Bypass the Russian blockade: Deutsche Bahn wants to get more grain from Ukraine

Because Russia is blocking the ports, almost 25 million tons of grain are stuck in Ukraine, which many countries urgently need.

Bypass the Russian blockade: Deutsche Bahn wants to get more grain from Ukraine

Because Russia is blocking the ports, almost 25 million tons of grain are stuck in Ukraine, which many countries urgently need. Deutsche Bahn therefore wants to organize additional train journeys and thus expand agricultural exports from the country.

Deutsche Bahn (DB) wants to provide Ukraine with more support for grain exports. "In view of the impending famine in parts of the world and the enormous need to export millions of tons of Ukrainian grain to the world, we as DB Cargo will organize further orders and train journeys in coordination with the federal government," said DB Cargo boss Sigrid Nikutta the newspapers of the editorial network Germany.

"We do everything that we as a company can do out of social responsibility." DB Cargo, with its subsidiaries in Poland and Romania, currently runs several trains a day with grain to various seaports. "Now it's a matter of expanding these agricultural exports. The goal is viable connections to the seaports of the North Sea and the Black and Mediterranean Seas."

Because of Russia's blockade of Ukraine's Black Sea ports, Ukraine urgently needs alternative export routes to export grain abroad. According to the UN Food and Agriculture Organization (FAO), around 25 million tons of grain are currently stuck in Ukraine.
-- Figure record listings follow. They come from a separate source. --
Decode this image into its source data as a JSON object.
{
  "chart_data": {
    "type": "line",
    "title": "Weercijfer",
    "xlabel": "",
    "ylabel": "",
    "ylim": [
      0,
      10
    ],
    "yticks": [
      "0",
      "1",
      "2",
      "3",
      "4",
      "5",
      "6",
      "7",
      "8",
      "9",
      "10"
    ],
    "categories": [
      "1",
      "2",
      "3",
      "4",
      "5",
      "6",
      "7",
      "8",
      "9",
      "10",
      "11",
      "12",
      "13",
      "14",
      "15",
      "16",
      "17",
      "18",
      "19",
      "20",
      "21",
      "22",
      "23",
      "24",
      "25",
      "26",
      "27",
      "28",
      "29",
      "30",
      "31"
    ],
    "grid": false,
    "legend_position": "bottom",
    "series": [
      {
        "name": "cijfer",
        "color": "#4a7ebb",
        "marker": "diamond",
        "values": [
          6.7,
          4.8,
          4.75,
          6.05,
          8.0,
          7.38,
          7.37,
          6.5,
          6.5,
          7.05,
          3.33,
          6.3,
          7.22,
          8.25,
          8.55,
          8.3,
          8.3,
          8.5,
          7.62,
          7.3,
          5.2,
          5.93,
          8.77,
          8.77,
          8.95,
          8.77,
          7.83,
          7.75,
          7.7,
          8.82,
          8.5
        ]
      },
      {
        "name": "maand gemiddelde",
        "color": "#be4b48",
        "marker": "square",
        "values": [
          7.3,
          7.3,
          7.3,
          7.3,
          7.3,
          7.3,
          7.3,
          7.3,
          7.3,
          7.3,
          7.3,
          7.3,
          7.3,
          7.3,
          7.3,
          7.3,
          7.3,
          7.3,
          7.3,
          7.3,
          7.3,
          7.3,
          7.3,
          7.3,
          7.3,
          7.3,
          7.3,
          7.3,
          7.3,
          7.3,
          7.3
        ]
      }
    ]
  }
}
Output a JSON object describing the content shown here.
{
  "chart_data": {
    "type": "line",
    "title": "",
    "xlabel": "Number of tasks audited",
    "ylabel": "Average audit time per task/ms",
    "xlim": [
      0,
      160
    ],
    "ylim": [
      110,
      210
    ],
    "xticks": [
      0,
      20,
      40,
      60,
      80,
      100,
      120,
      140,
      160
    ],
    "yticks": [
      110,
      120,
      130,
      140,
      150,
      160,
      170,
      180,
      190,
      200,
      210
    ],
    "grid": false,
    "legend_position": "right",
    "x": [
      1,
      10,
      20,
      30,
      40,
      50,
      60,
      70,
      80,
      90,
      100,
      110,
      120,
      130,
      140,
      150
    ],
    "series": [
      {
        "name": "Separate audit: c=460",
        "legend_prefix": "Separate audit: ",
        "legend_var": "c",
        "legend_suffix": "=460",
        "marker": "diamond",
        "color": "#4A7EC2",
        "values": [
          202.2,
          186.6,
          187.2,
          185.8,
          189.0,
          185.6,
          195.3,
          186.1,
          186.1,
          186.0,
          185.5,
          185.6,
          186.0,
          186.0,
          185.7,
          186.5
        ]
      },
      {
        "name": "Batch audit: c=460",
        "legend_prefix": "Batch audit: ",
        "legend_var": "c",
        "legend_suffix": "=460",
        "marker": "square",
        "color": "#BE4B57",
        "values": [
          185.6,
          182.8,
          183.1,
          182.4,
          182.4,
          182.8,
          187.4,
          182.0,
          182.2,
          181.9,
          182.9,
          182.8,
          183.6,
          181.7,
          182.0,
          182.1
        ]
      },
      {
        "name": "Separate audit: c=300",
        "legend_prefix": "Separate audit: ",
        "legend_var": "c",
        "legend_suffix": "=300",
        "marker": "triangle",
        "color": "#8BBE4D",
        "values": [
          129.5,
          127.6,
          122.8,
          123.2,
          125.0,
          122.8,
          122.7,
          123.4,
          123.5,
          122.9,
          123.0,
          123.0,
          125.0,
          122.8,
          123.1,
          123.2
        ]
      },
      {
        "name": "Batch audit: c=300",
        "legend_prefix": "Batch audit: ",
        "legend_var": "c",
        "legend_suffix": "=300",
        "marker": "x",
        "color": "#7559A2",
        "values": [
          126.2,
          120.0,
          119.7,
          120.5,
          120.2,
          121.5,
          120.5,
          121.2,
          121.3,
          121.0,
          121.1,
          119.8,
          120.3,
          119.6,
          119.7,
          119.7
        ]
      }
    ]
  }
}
The country is therefore urgently looking for alternative routes.

Because of the different gauges, however, freight trains have to be reloaded at the border. In the opposite direction, after three months of war, DB Cargo transported around 700 container loads with humanitarian aid to Ukraine via the "Rail Bridge Ukraine", a railway spokesman told RND. These are donations from municipalities, companies and private individuals. Numerous groceries, hygiene articles and everyday items are still being shipped.

In the meantime, many technical aid supplies are also transported by rail. According to a railway spokesman, for example, a complete hydroelectric power plant with pumps was delivered from the Siegen-Wittgenstein district. Also around 1400 solar systems for private households, a mobile crane and three container loads with animal feed and veterinary medicine from Zoo Berlin for the Zoo in Kyiv.